For more detailed installation instructions, please see `INSTALL.md`.

## Extension for Multiple Bugs

Fuzzle was modified to generate programs that contain multiple bugs for evaluating multi-target directed fuzzers. To use this version of Fuzzle, please go to [multi-target](https://github.com/SoftSec-KAIST/Fuzzle/tree/multi-target) branch of this repository.

The details of the modifications can be found in the paper "On the Effectiveness of Synthetic Benchmarks for Evaluating Directed Grey-box Fuzzers" (APSEC 2023).

## Usage

For a quick tutorial on how to use Fuzzle, please skip to the
[tutorial](#tutorial).

### Generating a benchmark

You can generate a buggy benchmark using `generate.sh` in the `scripts`
directory.

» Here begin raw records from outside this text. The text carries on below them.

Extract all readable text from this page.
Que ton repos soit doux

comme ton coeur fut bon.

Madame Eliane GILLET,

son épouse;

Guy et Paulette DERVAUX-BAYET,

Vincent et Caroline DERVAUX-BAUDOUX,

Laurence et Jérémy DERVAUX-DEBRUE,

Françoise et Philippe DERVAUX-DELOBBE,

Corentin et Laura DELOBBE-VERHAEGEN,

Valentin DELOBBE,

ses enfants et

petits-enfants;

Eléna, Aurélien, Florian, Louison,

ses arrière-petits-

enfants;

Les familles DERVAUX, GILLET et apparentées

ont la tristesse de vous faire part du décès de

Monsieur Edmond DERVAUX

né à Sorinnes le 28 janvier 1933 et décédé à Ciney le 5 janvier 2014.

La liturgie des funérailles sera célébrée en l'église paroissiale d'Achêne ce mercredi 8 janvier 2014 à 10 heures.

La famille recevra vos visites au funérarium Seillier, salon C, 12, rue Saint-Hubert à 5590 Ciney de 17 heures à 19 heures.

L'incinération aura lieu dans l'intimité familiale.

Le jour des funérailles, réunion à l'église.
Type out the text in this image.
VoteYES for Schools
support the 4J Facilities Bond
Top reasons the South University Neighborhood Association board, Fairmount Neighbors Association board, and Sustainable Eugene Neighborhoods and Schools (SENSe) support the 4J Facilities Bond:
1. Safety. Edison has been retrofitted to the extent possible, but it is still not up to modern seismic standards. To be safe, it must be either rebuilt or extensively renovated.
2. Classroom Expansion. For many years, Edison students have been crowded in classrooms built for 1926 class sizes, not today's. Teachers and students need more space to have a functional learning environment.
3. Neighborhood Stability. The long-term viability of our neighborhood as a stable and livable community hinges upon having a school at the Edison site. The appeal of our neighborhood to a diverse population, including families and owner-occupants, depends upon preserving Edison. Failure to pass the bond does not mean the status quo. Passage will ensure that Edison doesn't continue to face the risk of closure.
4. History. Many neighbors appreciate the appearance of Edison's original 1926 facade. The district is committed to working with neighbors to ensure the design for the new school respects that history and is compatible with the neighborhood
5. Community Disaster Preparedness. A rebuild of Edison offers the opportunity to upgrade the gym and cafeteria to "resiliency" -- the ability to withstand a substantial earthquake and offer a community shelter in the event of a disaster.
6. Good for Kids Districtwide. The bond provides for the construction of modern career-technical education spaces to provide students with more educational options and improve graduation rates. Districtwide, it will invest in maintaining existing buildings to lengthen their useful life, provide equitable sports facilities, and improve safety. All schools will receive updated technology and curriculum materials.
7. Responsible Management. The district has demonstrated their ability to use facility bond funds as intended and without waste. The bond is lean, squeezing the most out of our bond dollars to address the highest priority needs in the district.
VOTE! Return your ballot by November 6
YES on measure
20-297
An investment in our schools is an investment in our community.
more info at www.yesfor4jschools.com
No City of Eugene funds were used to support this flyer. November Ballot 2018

You need to specify values for the following parameters using the
command line arguments:
- Maze generation algorithm (`-a`): Backtracking, Kruskal, Prims, Wilsons,
Sidewinder
- Width of the maze (`-w`): any integer greater than 2
- Height of the maze (`-h`): any integer greater than 2
- Output directory (`-o`): path to the output directory

You can optionally specify the following parameters:
- Pseudorandom seed (`-r`): any integer between 0 and 2^32 - 1
- Percentage of cycles (`-c`): any integer between 0 and 100
- Maze exit (`-e`): default or random
- Generator (`-g`): default_gen or CVE_gen

Note, if you use CVE_gen for the generator, you must also provide a path to SMT
file with `-s` option.

For example, the following command generates a default program based on a 10x10
maze created with Wilson's algorithm.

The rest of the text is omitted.